Thursday, October 13, 2011

P.S. re Clarkson on Novels

As a followup to my last post, and, as promised, apropos Diane Reynolds’s catch of Jane Austen covertly alluding to abolitionist Thomas Clarkson re Clarkson’s sexist view of women reading novels, here is what I said at the JASNA AGM a year ago:

"Maria Jerinic, for example, has suggested that the normative interpretation of Northanger Abbey as a Gothic parody ‘ignores the importance Austen assigns to women reading, regardless of genre.. The object of Austen’s parody and the real threat to women… is not the gothic novel but it is men, particularly men who wish to dictate to women what they should and should not read….’ Jerinic argues ‘that Catherine Morland is not manipulated by her reading experience, rather she is validated by it.’ ”

I love that last line! Jerinic wrote the above as part of a chapter entitled “In Defense of the Gothic: Rereading Northanger Abbey.” in the well known book, Jane Austen and the Discourses of Feminism. Ed. Devoney Looser. New York: St. Martin’s, 1995

I strongly recommend Jerinic’s article in particular, because she quickly gets to the heart of the matter and nails it—and I am sure she’d be glad to know about JA’s sly veiled allusion to Clarkson in this regard, which supports her claim, with which I am in 100% agreement.

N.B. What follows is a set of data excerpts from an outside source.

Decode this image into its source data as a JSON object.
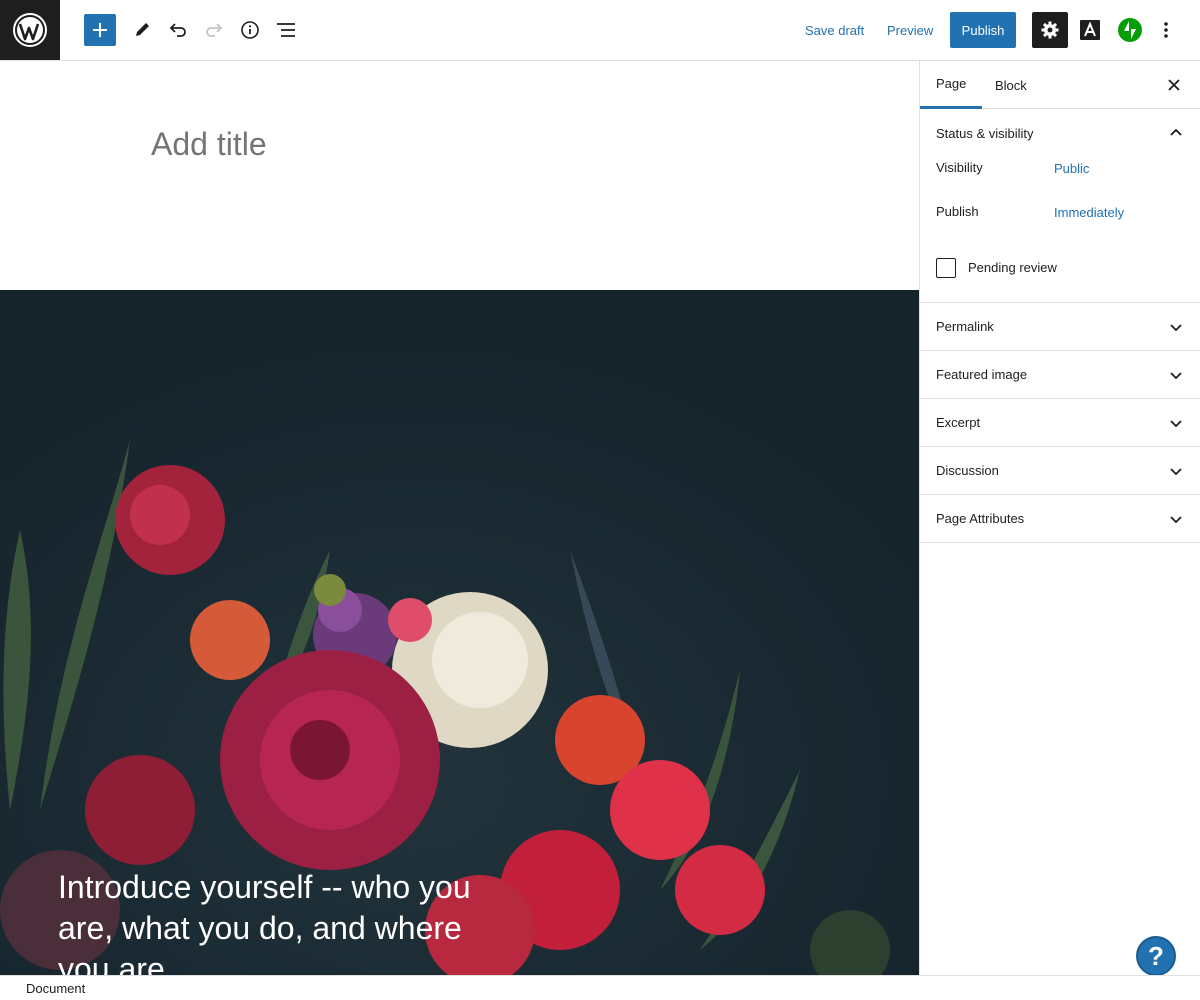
{
  "toolbar": {
    "save_draft": "Save draft",
    "preview": "Preview",
    "publish": "Publish"
  },
  "editor": {
    "title_placeholder": "Add title",
    "cover_text": "Introduce yourself -- who you are, what you do, and where you are"
  },
  "sidebar": {
    "tabs": [
      {
        "label": "Page",
        "active": true
      },
      {
        "label": "Block",
        "active": false
      }
    ],
    "status_visibility": {
      "heading": "Status & visibility",
      "expanded": true,
      "visibility_label": "Visibility",
      "visibility_value": "Public",
      "publish_label": "Publish",
      "publish_value": "Immediately",
      "pending_review_label": "Pending review",
      "pending_review_checked": false
    },
    "panels": [
      {
        "label": "Permalink"
      },
      {
        "label": "Featured image"
      },
      {
        "label": "Excerpt"
      },
      {
        "label": "Discussion"
      },
      {
        "label": "Page Attributes"
      }
    ]
  },
  "footer": {
    "breadcrumb": "Document"
  },
  "help": {
    "glyph": "?"
  },
  "colors": {
    "accent": "#2271b1",
    "dark": "#1e1e1e",
    "jetpack": "#069e08"
  }
}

It seems so clear now that Clarkson is being skewered pretty strongly in P&P, on his views about music and novels, being so absurdly rendered in the person of Mr. Collins. That may seem shocking, because Clarkson after all was, on a societal level, a real hero. But it should not be surprising. I have collected a number of examples now of JA skewering even those men who are not monsters, and who do much good in the world, but who are nonetheless sexist.In a way, it was particularly galling to have such a famously good man be so publicly and vociferously wrong _only_ on issues that pertained to women.

One of JA’s core points, it seems to me, was that, yes, there certainly are really evil men out there who do atrocious things to women. But those predators are fairly obvious. JA was particularly concerned in depicting those men who seemed _ordinary_ and _good_, but who, being the majority, wound up inflicting the largest share of injuries on women, without ever being aware of doing so.

All the same, I admit I was more than a little surprised to see the face of Mr. Collins superimposed on the body of Thomas Clarkson!